Country singer Billy Ray Cyrus said he was scared for 18 year-old Miley after a series of scandals including an infamous video last year which showed her getting high on the psychedelic herb salvia.
And he said he wished that "Hannah Montana" had never happened.
"The damn show destroyed my family," Cyrus told GQ magazine in an interview for its March edition. "I'd take it back in a second. For my family to be here and just everybody be okay, safe and sound and happy and normal would have been fantastic. Heck, yeah. I'd erase it all in a second if I could."

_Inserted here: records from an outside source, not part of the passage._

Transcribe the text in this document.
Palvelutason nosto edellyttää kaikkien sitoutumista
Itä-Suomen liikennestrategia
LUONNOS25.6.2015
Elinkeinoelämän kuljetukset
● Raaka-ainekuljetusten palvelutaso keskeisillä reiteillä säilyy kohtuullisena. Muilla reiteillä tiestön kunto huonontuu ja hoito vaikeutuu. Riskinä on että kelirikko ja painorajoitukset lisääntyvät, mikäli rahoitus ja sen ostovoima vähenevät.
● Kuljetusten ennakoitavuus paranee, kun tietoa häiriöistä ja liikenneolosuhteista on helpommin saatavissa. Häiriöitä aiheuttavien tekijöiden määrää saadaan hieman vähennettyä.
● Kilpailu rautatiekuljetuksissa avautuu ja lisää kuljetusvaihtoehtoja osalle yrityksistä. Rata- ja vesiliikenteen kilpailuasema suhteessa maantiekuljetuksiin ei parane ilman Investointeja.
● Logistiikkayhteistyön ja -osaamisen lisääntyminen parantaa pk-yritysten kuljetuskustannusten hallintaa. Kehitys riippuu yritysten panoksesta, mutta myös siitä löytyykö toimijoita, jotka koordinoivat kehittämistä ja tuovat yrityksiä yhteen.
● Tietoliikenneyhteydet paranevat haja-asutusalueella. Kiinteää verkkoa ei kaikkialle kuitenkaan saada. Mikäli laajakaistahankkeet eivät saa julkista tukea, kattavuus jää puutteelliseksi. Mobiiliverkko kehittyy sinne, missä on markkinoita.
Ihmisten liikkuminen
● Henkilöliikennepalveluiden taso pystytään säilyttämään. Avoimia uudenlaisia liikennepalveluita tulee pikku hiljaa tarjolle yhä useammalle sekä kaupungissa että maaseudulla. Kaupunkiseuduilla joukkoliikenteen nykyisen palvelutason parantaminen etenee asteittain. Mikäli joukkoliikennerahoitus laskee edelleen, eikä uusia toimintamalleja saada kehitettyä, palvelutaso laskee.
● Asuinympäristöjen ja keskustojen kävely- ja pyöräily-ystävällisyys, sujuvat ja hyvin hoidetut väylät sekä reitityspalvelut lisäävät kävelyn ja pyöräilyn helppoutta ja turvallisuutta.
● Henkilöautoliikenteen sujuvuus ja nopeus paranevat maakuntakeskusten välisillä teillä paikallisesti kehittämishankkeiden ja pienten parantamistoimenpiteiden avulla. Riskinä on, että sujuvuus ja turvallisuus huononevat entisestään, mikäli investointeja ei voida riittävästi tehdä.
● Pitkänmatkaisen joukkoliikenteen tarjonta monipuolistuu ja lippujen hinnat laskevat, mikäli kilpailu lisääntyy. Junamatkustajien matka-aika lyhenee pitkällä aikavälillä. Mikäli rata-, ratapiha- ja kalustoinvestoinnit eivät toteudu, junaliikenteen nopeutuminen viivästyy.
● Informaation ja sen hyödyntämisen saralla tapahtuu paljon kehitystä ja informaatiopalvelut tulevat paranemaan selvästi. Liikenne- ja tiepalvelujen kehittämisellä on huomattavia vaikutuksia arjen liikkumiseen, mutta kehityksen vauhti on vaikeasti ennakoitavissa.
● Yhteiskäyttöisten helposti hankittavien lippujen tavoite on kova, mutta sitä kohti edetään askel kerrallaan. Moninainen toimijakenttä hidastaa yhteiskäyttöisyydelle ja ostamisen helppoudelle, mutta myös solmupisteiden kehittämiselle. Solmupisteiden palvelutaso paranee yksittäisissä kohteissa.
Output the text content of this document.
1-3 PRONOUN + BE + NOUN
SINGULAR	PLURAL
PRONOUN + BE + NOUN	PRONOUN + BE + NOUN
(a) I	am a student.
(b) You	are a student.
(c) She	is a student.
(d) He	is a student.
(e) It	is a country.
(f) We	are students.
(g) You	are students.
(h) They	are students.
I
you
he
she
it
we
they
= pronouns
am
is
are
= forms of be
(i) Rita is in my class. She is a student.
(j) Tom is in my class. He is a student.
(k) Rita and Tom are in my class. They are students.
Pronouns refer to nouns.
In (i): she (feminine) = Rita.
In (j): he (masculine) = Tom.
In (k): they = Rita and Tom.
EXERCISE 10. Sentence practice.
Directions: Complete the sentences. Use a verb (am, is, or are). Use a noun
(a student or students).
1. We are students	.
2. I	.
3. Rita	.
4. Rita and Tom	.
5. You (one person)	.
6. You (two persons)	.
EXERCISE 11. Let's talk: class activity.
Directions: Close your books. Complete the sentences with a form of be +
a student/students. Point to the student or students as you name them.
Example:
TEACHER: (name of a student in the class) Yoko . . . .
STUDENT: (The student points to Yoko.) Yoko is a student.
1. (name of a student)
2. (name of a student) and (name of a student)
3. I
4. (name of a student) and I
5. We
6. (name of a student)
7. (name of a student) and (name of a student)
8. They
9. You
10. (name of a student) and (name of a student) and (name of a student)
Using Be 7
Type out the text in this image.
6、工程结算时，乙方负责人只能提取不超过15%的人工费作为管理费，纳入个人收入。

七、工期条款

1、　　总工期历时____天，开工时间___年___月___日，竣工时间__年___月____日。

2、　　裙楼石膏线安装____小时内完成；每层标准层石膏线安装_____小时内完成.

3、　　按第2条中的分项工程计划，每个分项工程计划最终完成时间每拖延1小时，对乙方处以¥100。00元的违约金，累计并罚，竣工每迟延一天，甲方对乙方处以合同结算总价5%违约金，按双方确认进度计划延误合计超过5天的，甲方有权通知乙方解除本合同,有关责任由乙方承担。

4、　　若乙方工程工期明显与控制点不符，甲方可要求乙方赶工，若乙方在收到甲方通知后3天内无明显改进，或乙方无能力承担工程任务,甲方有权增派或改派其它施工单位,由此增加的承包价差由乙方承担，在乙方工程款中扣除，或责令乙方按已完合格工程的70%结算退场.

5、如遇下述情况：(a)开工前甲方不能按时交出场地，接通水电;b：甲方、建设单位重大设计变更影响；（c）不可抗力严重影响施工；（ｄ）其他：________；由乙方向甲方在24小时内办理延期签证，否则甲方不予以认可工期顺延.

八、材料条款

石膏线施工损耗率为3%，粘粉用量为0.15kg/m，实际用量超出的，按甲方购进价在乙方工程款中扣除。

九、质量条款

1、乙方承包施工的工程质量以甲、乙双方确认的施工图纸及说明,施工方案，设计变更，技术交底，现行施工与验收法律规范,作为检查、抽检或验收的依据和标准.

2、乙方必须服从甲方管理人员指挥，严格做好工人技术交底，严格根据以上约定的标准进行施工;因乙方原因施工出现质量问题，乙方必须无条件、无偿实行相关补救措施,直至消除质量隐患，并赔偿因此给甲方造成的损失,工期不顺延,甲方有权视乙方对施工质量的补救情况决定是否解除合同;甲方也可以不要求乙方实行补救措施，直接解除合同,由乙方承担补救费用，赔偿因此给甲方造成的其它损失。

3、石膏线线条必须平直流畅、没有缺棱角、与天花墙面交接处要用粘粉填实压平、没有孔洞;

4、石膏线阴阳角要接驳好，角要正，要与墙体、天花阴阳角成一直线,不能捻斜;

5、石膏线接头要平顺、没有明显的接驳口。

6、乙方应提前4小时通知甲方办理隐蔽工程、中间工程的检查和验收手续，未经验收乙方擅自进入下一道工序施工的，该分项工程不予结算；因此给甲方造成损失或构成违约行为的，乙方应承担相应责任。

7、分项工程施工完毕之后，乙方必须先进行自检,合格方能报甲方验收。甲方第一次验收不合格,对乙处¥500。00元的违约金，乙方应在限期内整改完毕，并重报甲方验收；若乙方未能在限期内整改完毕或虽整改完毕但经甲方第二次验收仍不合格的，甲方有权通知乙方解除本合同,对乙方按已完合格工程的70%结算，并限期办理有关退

Cyrus, 49, played father to his daughter on "Hannah Montana" -- a wholesome Disney Channel show about a normal teenager by day but a singing star at night -- that launched Miley Cyrus as a teen idol and top-selling recording artist.
"Hannah Montana" launched in 2006 and ended after four seasons in January 2011.
Last October, the "Achy Breaky Heart" singer filed for divorce from his wife Tish after a 17-year marriage.
Cyrus compared his daughter's current situation to celebrities like Kurt Cobain, Anna Nicole Smith and Michael Jackson, who all died in tragic circumstances.
"I'm scared for her," Cyrus said of Miley. "She's got a lot of people around her that's putting her in a great deal of danger. I know she's 18 but I still feel like, as her daddy, I'd like to try to help. Take care of her just a little bit, to at least get her out of danger.
"I want to get her sheltered from the storm. Stop the insanity for a minute. When you go through what she's been through, it takes a beating on you," he said.
Cyrus carried out the GQ interview in December, shortly after home video of Miley Cyrus hit the Internet smoking the hallucinogenic herb salvia at a private party with friends just days after her 18th birthday.
The herb is not illegal in California, but the images of Miley Cyrus giggling about tripping capped a year in which she has thrown aside her once squeaky-clean image with raunchy pop videos and scantily-clad live performances.
Miley Cyrus last week expressed regret over the salvia incident, saying she had made a mistake and had disappointed her mostly young fans. She is due to host TV sketch show "Saturday Night Live" for the first time next month.
Billy Ray Cyrus, best known for his 1990s country music albums, said he wished he had been a better parent to Miley and disciplined her more, rather than wanting to be her friend.
"I should have said, 'Enough is enough -- it's getting dangerous and somebody's going to get hurt'. I should have but I didn't. Honestly I didn't know the ball was out of bounds until it was way up in the stands somewhere," he said.